Dans la plupart des cas, les femmes de dictateur contribuent par ricochet à la longévité de la tyrannie de leur conjoint. «Elle les humanise en les aimant, les rassurant. Et en contribuant à la propagande», explique l'historienne qui s'est intéressée autant aux amours de Mussolini qu'à celles de l'ayatollah Khomeini et d'Oussama ben Laden. Certaines épouses, cependant, deviennent la cible de la haine du peuple qui se rebelle contre le dictateur. Ce fut récemment le cas en Tunisie, où la femme du président Zine el-Abidine Ben Ali était encore plus détestée que son mari.

Dernier point commun: l'histoire des épouses de despote se termine invariablement mal. «Les premières femmes que j'ai étudiées sont toutes mortes: suicidées ou assassinées. Plus récemment, elles se retrouvent en exil et restent confinées au silence», note Mme Ducret. «Une chose est sûre, les femmes de dictateur ne réussissent pas à se refaire une vie.»

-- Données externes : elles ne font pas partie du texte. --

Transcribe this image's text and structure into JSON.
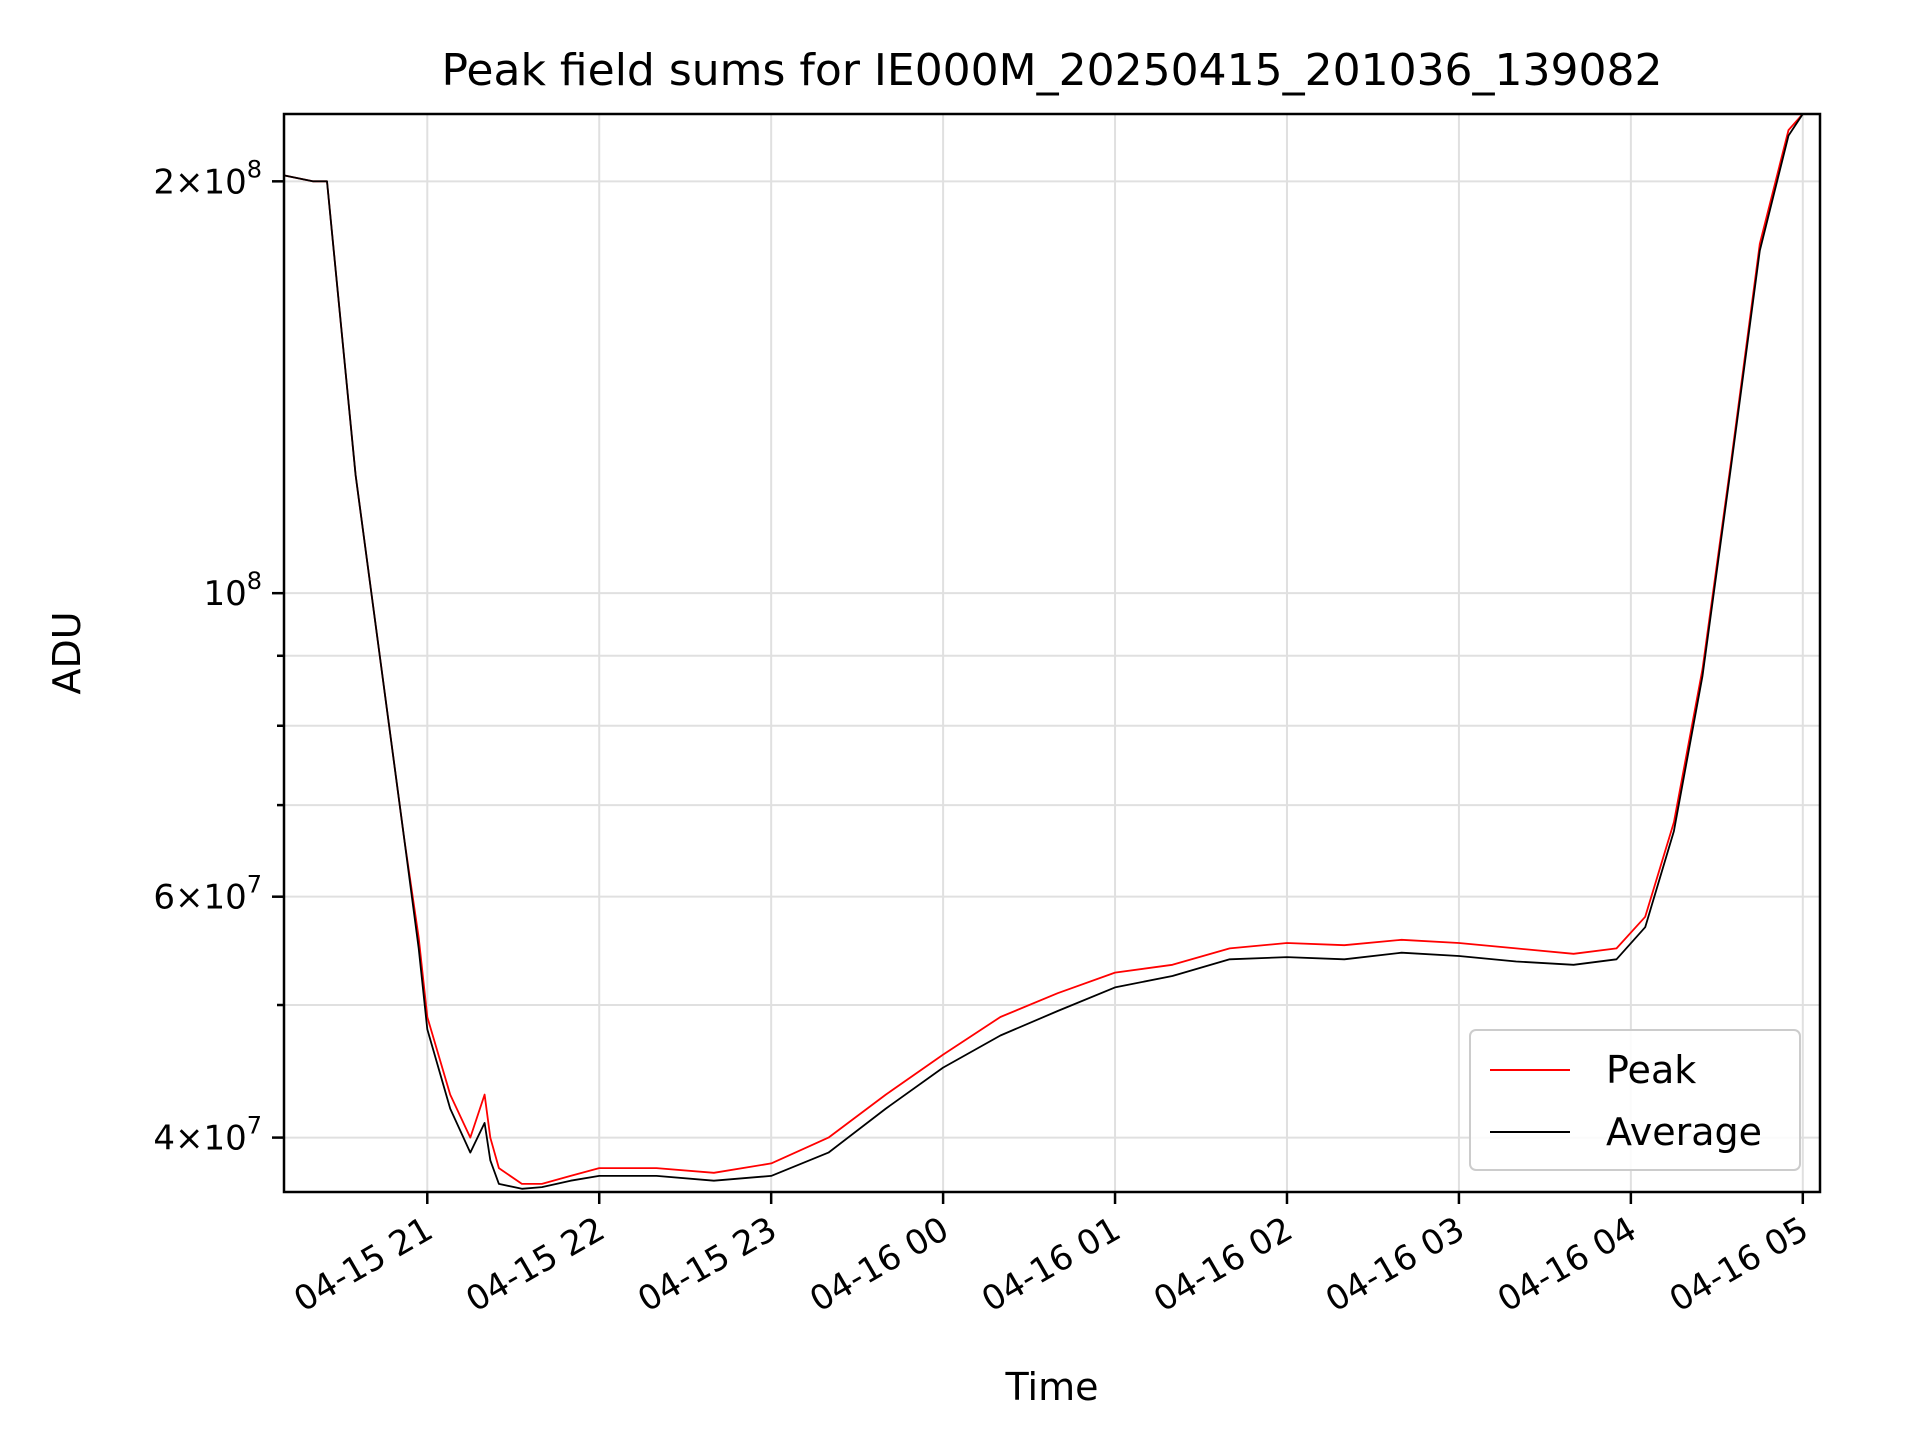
{
  "chart_data": {
    "type": "line",
    "title": "Peak field sums for IE000M_20250415_201036_139082",
    "xlabel": "Time",
    "ylabel": "ADU",
    "yscale": "log",
    "grid": true,
    "legend_position": "lower-right",
    "xlim": [
      "2025-04-15 20:10",
      "2025-04-16 05:06"
    ],
    "ylim": [
      36500000,
      224000000
    ],
    "x_ticks": [
      {
        "value": "2025-04-15 21:00",
        "label": "04-15 21"
      },
      {
        "value": "2025-04-15 22:00",
        "label": "04-15 22"
      },
      {
        "value": "2025-04-15 23:00",
        "label": "04-15 23"
      },
      {
        "value": "2025-04-16 00:00",
        "label": "04-16 00"
      },
      {
        "value": "2025-04-16 01:00",
        "label": "04-16 01"
      },
      {
        "value": "2025-04-16 02:00",
        "label": "04-16 02"
      },
      {
        "value": "2025-04-16 03:00",
        "label": "04-16 03"
      },
      {
        "value": "2025-04-16 04:00",
        "label": "04-16 04"
      },
      {
        "value": "2025-04-16 05:00",
        "label": "04-16 05"
      }
    ],
    "y_ticks": [
      {
        "value": 40000000,
        "base": "4",
        "exp": "7"
      },
      {
        "value": 60000000,
        "base": "6",
        "exp": "7"
      },
      {
        "value": 100000000,
        "base": "",
        "exp": "8"
      },
      {
        "value": 200000000,
        "base": "2",
        "exp": "8"
      }
    ],
    "y_minor_ticks": [
      50000000,
      70000000,
      80000000,
      90000000
    ],
    "series": [
      {
        "name": "Peak",
        "color": "#ff0000",
        "x": [
          "2025-04-15 20:10",
          "2025-04-15 20:20",
          "2025-04-15 20:25",
          "2025-04-15 20:35",
          "2025-04-15 20:45",
          "2025-04-15 20:52",
          "2025-04-15 20:57",
          "2025-04-15 21:00",
          "2025-04-15 21:08",
          "2025-04-15 21:15",
          "2025-04-15 21:20",
          "2025-04-15 21:22",
          "2025-04-15 21:25",
          "2025-04-15 21:33",
          "2025-04-15 21:40",
          "2025-04-15 21:50",
          "2025-04-15 22:00",
          "2025-04-15 22:20",
          "2025-04-15 22:40",
          "2025-04-15 23:00",
          "2025-04-15 23:20",
          "2025-04-15 23:40",
          "2025-04-16 00:00",
          "2025-04-16 00:20",
          "2025-04-16 00:40",
          "2025-04-16 01:00",
          "2025-04-16 01:20",
          "2025-04-16 01:40",
          "2025-04-16 02:00",
          "2025-04-16 02:20",
          "2025-04-16 02:40",
          "2025-04-16 03:00",
          "2025-04-16 03:20",
          "2025-04-16 03:40",
          "2025-04-16 03:55",
          "2025-04-16 04:05",
          "2025-04-16 04:15",
          "2025-04-16 04:25",
          "2025-04-16 04:35",
          "2025-04-16 04:45",
          "2025-04-16 04:55",
          "2025-04-16 05:00",
          "2025-04-16 05:06"
        ],
        "values": [
          202000000,
          200000000,
          200000000,
          122000000,
          85000000,
          66000000,
          56000000,
          49000000,
          43000000,
          40000000,
          43000000,
          40000000,
          38000000,
          37000000,
          37000000,
          37500000,
          38000000,
          38000000,
          37700000,
          38300000,
          40000000,
          43000000,
          46000000,
          49000000,
          51000000,
          52800000,
          53500000,
          55000000,
          55500000,
          55300000,
          55800000,
          55500000,
          55000000,
          54500000,
          55000000,
          58000000,
          68000000,
          88000000,
          125000000,
          180000000,
          218000000,
          224000000,
          224000000
        ]
      },
      {
        "name": "Average",
        "color": "#000000",
        "x": [
          "2025-04-15 20:10",
          "2025-04-15 20:20",
          "2025-04-15 20:25",
          "2025-04-15 20:35",
          "2025-04-15 20:45",
          "2025-04-15 20:52",
          "2025-04-15 20:57",
          "2025-04-15 21:00",
          "2025-04-15 21:08",
          "2025-04-15 21:15",
          "2025-04-15 21:20",
          "2025-04-15 21:22",
          "2025-04-15 21:25",
          "2025-04-15 21:33",
          "2025-04-15 21:40",
          "2025-04-15 21:50",
          "2025-04-15 22:00",
          "2025-04-15 22:20",
          "2025-04-15 22:40",
          "2025-04-15 23:00",
          "2025-04-15 23:20",
          "2025-04-15 23:40",
          "2025-04-16 00:00",
          "2025-04-16 00:20",
          "2025-04-16 00:40",
          "2025-04-16 01:00",
          "2025-04-16 01:20",
          "2025-04-16 01:40",
          "2025-04-16 02:00",
          "2025-04-16 02:20",
          "2025-04-16 02:40",
          "2025-04-16 03:00",
          "2025-04-16 03:20",
          "2025-04-16 03:40",
          "2025-04-16 03:55",
          "2025-04-16 04:05",
          "2025-04-16 04:15",
          "2025-04-16 04:25",
          "2025-04-16 04:35",
          "2025-04-16 04:45",
          "2025-04-16 04:55",
          "2025-04-16 05:00",
          "2025-04-16 05:06"
        ],
        "values": [
          202000000,
          200000000,
          200000000,
          122000000,
          85000000,
          66000000,
          55000000,
          48000000,
          42000000,
          39000000,
          41000000,
          38500000,
          37000000,
          36700000,
          36800000,
          37200000,
          37500000,
          37500000,
          37200000,
          37500000,
          39000000,
          42000000,
          45000000,
          47500000,
          49500000,
          51500000,
          52500000,
          54000000,
          54200000,
          54000000,
          54600000,
          54300000,
          53800000,
          53500000,
          54000000,
          57000000,
          67000000,
          87000000,
          124000000,
          178000000,
          216000000,
          224000000,
          224000000
        ]
      }
    ],
    "legend": [
      {
        "label": "Peak",
        "color": "#ff0000"
      },
      {
        "label": "Average",
        "color": "#000000"
      }
    ]
  }
}
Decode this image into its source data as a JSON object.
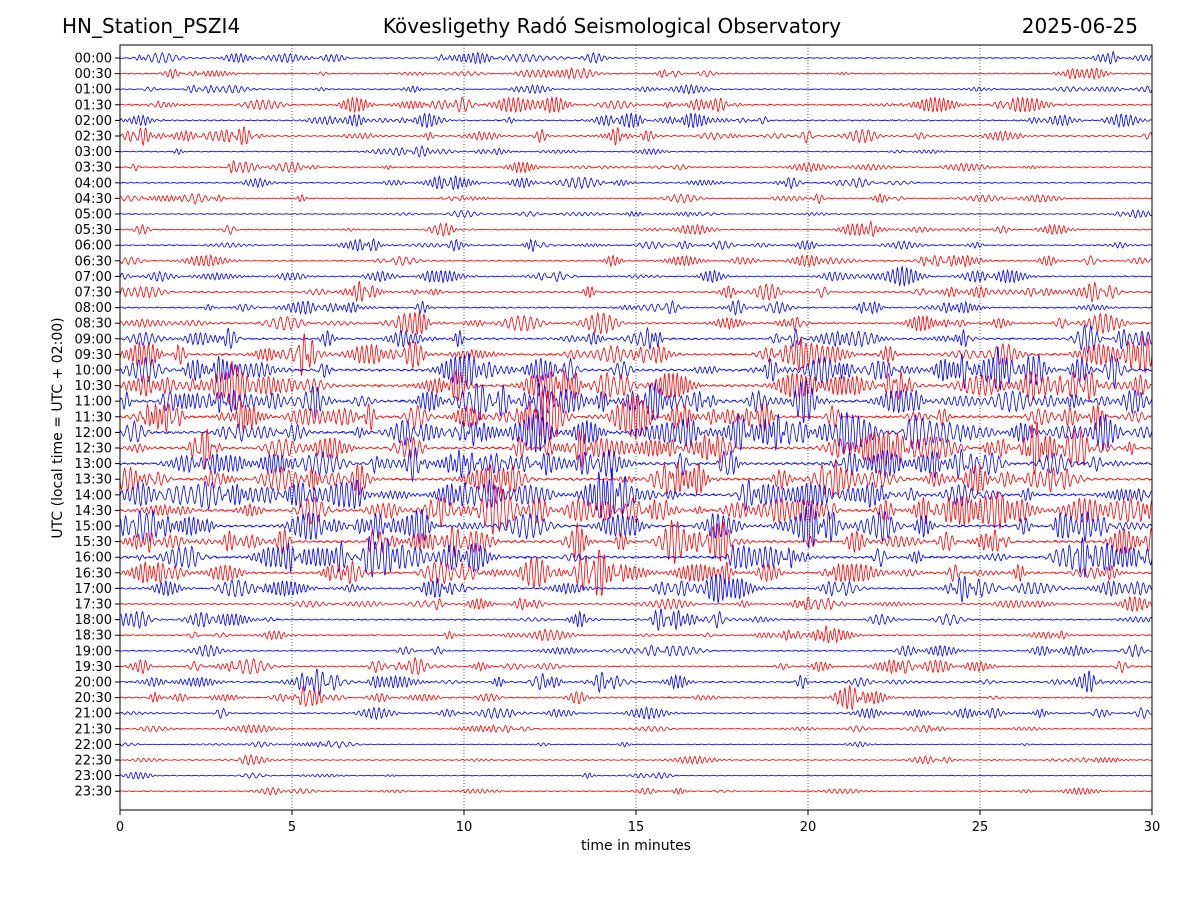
{
  "header": {
    "station": "HN_Station_PSZI4",
    "title": "Kövesligethy Radó Seismological Observatory",
    "date": "2025-06-25"
  },
  "chart_data": {
    "type": "line",
    "title": "Kövesligethy Radó Seismological Observatory",
    "xlabel": "time in minutes",
    "ylabel": "UTC (local time = UTC + 02:00)",
    "xlim": [
      0,
      30
    ],
    "xticks": [
      "0",
      "5",
      "10",
      "15",
      "20",
      "25",
      "30"
    ],
    "grid": "vertical dotted at x ticks",
    "series_colors": [
      "#0000ff",
      "#ff0000"
    ],
    "rows": [
      {
        "label": "00:00",
        "activity": 0.25
      },
      {
        "label": "00:30",
        "activity": 0.3
      },
      {
        "label": "01:00",
        "activity": 0.25
      },
      {
        "label": "01:30",
        "activity": 0.45
      },
      {
        "label": "02:00",
        "activity": 0.4
      },
      {
        "label": "02:30",
        "activity": 0.45
      },
      {
        "label": "03:00",
        "activity": 0.2
      },
      {
        "label": "03:30",
        "activity": 0.3
      },
      {
        "label": "04:00",
        "activity": 0.3
      },
      {
        "label": "04:30",
        "activity": 0.25
      },
      {
        "label": "05:00",
        "activity": 0.15
      },
      {
        "label": "05:30",
        "activity": 0.25
      },
      {
        "label": "06:00",
        "activity": 0.3
      },
      {
        "label": "06:30",
        "activity": 0.3
      },
      {
        "label": "07:00",
        "activity": 0.35
      },
      {
        "label": "07:30",
        "activity": 0.45
      },
      {
        "label": "08:00",
        "activity": 0.45
      },
      {
        "label": "08:30",
        "activity": 0.5
      },
      {
        "label": "09:00",
        "activity": 0.65
      },
      {
        "label": "09:30",
        "activity": 0.8
      },
      {
        "label": "10:00",
        "activity": 1.0
      },
      {
        "label": "10:30",
        "activity": 0.95
      },
      {
        "label": "11:00",
        "activity": 1.0
      },
      {
        "label": "11:30",
        "activity": 1.0
      },
      {
        "label": "12:00",
        "activity": 1.0
      },
      {
        "label": "12:30",
        "activity": 1.0
      },
      {
        "label": "13:00",
        "activity": 1.0
      },
      {
        "label": "13:30",
        "activity": 0.95
      },
      {
        "label": "14:00",
        "activity": 1.0
      },
      {
        "label": "14:30",
        "activity": 1.0
      },
      {
        "label": "15:00",
        "activity": 0.95
      },
      {
        "label": "15:30",
        "activity": 0.95
      },
      {
        "label": "16:00",
        "activity": 1.0
      },
      {
        "label": "16:30",
        "activity": 0.8
      },
      {
        "label": "17:00",
        "activity": 0.55
      },
      {
        "label": "17:30",
        "activity": 0.35
      },
      {
        "label": "18:00",
        "activity": 0.45
      },
      {
        "label": "18:30",
        "activity": 0.35
      },
      {
        "label": "19:00",
        "activity": 0.3
      },
      {
        "label": "19:30",
        "activity": 0.45
      },
      {
        "label": "20:00",
        "activity": 0.5
      },
      {
        "label": "20:30",
        "activity": 0.45
      },
      {
        "label": "21:00",
        "activity": 0.35
      },
      {
        "label": "21:30",
        "activity": 0.15
      },
      {
        "label": "22:00",
        "activity": 0.08
      },
      {
        "label": "22:30",
        "activity": 0.15
      },
      {
        "label": "23:00",
        "activity": 0.08
      },
      {
        "label": "23:30",
        "activity": 0.12
      }
    ]
  }
}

D'AUTRES COMPAGNES DE TYRAN



Grace Mugabe


L'amoureuse des diamants

Ex-secrétaire de l'homme fort du Zimbabwe, Grace Mugabe est de 42 ans la cadette de son époux, Robert Mugabe. Son goût extravagant pour les vêtements et les bijoux lui a valu le surnom de «DisGrace» ou honte en anglais, une réputation qui a été ternie davantage encore lorsqu'un câble diplomatique américain, révélé par WikiLeaks, l'a reliée au trafic illégal de diamants.

Photo: Archives Reuters

Grace Mugabe

Leila Trabelsi

La parvenue

Leila Trabelsi, fille d'un vendeur de fruits secs, coiffeuse de métier, et sa famille possédaient près de la moitié de l'économie tunisienne lorsque cette dernière a pris la fuite en Arabie saoudite avec son mari, Zine el-Abidine Ben Ali, le 14 janvier 2011. Mariée au président tunisien en 1992, la jeune femme a vite fait de placer ses proches dans tout l'appareil étatique tunisien.

Photo: Archives AFP

Leila Trabelsi en compagnie de son mari Zine el-Abidine Ben Ali.

Suzanne Moubarak

L'humanitaire de service

Alors que son mari était au pouvoir, Suzanne Moubarak, elle, coupait des rubans, fondait des ONG et se faisait prendre en photo avec les démunis du pays. De mère britannique, l'épouse du président égyptien aurait pu prendre la fuite vers la Grande-Bretagne lorsque son mari a été renversé en février dernier, mais elle a choisi de rester à ses côtés. Accusée de corruption, elle a passé quelques mois en prison, mais a été libérée après avoir accepté de remettre ses biens à l'État égyptien.

Photo: Archives AP

Suzanne Moubarak

Safia Farkash

L'épouse traditionnelle

La deuxième femme de Mouammar Kadhafi, infirmière, était beaucoup moins connue que ses Amazones, un commando de gardes du corps féminines qui suivaient le président libyen au pas. Se faisant discrète, Safia Farkash aimait décrire son mari comme un «père modèle» et faire les magasins lorsqu'elle accompagnait son époux en mission officielle. Après la mort de ce dernier, elle a trouvé refuge en Algérie avec quelques-uns de ses enfants.